Overview: 

Unsupervised classification is where the algorithms try to sort the image based purely on statistics with no ground truth input. Classes are usually called clusters and the computer clusters spectrally similar pixels together. There are two basic methods of clustering:

  1. searching in spectral space for clusters and then assigning the pixels to the classes/clusters
  2. searching in pixel space (i.e examining each pixel and deciding if it is in a cluster or is in fact a new cluster)

Objectives: 

  • List the steps in unsupervised image classification
  • Discuss unsupervised cluster collection methods
  • Use PCI unsupervised classification algorithms
  • Perform unsupervised image classification

Summary:

PCI Geomatica provides several methods for creating clusters. The two methods that PCI uses are:
K-Means Classifier: This algorithm samples a subset of the image during cluster mean calculation. The size of the sample depends upon the amount of image data. Each pixel of image data is assigned to the cluster whose mean vector is closest to the pixel vector. A new set of class mean vectors is then calculated from the results of the previous classification and the pixels are reassigned to the new cluster vectors. The procedure continues until there is no significant change in pixel assignment from one iteration to the next or until the number of iterations has reached the maximum number specified by the user. Once the iterations are complete, the cluster mean vectors are used to classify the entire image.
ISODATA Classifier: ISO DATA algorithm statistically examines each cluster and applies the following three criteria:
1. Clusters having too large a standard deviation are split to form two smaller clusters.
2. Clusters that are statistically too close to one another in the multi-dimensional measurement space are merged into a single cluster.
3. Clusters with too few pixel members are discarded. ISODATA is useful when you are not sure about the number of clusters to use.

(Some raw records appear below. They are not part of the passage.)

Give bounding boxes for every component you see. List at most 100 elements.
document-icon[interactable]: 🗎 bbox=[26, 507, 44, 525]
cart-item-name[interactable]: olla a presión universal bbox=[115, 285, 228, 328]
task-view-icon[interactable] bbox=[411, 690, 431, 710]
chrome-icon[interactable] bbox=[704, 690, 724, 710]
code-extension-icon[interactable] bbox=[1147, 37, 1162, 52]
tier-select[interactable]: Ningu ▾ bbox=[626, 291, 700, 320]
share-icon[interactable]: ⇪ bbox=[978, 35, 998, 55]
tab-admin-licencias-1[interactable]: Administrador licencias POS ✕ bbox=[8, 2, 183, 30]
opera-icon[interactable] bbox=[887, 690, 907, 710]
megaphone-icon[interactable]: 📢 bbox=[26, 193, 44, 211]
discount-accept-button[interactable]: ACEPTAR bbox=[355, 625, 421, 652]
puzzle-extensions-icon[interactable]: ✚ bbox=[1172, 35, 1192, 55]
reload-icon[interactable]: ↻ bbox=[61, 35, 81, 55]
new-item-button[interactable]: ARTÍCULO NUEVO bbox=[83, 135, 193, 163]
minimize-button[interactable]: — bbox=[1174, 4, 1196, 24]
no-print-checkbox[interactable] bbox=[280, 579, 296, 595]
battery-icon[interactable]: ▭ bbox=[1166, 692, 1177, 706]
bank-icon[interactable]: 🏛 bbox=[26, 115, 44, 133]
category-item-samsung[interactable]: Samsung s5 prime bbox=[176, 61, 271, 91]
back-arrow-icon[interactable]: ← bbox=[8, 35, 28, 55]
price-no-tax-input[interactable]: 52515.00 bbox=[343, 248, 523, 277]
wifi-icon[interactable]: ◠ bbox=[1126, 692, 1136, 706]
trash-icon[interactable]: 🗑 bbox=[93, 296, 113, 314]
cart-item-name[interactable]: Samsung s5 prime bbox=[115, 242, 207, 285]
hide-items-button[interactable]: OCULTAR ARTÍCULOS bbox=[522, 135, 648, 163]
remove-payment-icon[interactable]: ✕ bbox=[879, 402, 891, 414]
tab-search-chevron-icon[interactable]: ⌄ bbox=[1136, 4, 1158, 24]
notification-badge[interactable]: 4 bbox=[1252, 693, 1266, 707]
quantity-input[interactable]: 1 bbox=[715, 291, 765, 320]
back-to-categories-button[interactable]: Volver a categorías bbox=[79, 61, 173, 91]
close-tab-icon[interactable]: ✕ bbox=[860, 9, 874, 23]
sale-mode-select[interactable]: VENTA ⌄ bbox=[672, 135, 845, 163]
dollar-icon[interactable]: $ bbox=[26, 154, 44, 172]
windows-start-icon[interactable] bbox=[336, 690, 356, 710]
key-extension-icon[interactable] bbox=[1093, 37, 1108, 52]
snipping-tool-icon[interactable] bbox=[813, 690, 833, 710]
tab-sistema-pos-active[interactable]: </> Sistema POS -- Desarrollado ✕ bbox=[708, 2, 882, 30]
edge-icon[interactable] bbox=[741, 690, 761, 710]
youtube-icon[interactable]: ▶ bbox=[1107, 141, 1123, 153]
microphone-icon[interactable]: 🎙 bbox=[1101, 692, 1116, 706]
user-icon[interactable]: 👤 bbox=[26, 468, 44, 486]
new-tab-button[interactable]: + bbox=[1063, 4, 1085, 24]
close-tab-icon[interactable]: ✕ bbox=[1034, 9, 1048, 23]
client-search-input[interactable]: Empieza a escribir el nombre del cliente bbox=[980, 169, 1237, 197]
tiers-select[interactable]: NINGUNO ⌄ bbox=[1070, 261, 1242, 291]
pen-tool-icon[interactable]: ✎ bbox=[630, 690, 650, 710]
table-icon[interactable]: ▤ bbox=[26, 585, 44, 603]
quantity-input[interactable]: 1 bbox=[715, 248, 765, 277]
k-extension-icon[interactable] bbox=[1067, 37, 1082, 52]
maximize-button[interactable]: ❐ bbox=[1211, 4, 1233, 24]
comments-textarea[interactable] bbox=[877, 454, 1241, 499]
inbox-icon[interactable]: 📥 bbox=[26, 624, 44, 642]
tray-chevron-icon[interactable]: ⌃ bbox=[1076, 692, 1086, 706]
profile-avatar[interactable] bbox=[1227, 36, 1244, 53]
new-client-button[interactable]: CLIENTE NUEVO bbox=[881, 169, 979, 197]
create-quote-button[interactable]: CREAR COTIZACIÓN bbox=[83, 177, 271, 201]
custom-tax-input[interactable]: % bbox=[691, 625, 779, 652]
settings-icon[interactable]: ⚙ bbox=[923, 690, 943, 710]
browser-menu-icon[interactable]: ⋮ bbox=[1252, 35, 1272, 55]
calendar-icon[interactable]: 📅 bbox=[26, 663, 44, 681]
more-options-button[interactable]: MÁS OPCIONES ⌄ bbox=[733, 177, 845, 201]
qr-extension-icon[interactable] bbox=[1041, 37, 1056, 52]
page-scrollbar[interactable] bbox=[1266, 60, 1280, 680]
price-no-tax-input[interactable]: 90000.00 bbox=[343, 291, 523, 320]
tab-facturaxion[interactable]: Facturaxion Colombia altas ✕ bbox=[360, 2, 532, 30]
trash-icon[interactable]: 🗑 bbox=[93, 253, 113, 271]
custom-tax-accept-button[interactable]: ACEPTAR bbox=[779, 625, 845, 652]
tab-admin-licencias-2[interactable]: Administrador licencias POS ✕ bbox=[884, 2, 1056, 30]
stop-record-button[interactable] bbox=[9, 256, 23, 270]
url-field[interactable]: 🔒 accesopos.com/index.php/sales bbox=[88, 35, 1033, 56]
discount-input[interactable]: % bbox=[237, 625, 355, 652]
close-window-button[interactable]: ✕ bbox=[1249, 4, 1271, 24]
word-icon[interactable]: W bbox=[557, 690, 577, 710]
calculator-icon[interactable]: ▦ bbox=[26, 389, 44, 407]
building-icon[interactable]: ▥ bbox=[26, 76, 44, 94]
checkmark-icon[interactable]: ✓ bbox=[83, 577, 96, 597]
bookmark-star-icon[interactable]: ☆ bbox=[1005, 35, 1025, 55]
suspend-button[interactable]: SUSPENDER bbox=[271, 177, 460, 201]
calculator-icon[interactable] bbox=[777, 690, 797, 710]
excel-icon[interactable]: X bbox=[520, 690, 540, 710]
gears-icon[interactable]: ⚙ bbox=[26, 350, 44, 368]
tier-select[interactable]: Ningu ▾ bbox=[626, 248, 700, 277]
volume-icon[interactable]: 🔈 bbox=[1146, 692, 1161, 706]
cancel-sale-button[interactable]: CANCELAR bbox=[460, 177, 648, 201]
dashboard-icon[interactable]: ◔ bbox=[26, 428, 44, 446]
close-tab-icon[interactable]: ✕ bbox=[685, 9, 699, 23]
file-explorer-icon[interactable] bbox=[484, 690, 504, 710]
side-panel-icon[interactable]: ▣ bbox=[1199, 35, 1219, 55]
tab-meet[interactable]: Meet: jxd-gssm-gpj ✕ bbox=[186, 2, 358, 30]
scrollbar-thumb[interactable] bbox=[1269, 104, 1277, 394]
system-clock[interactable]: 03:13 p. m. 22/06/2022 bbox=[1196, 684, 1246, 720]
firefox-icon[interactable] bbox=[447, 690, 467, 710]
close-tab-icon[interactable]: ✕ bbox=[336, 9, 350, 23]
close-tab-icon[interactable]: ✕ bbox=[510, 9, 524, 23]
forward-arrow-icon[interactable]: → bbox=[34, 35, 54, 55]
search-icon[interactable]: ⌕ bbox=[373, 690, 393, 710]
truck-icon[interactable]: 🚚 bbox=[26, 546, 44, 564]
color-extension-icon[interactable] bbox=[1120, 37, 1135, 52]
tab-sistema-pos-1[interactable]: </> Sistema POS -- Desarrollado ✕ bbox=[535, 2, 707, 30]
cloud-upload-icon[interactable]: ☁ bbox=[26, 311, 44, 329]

Unsupervised vs Supervised:
Unsupervised classification is different in two ways from supervised classification. Firstly there are no training samples, rather than the software tries to find the classes or clusters automatically in the image. Secondly, the resulting clusters must be labeled (i.e this cluster is hardwoods). This can be difficult as some clusters the computer selects may be meaningless measures that represent mixed classes of land cover materials.

ISODATA Unsupervised Classification of North Vancouver. Divided into 10 classes.

The purpose of this lab was to create a land cover image with a table indicating area (ha) for each land cover in the North Vancouver area (image above). All three PCI unsupervised classification methods were used (K-Means, Fuzzy K, and ISODATA). Looking at the results, I believed that the ISODATA sorted the land covers out the best. PCI Geomatica found 16 clusters which in turn were turned into 10 classes.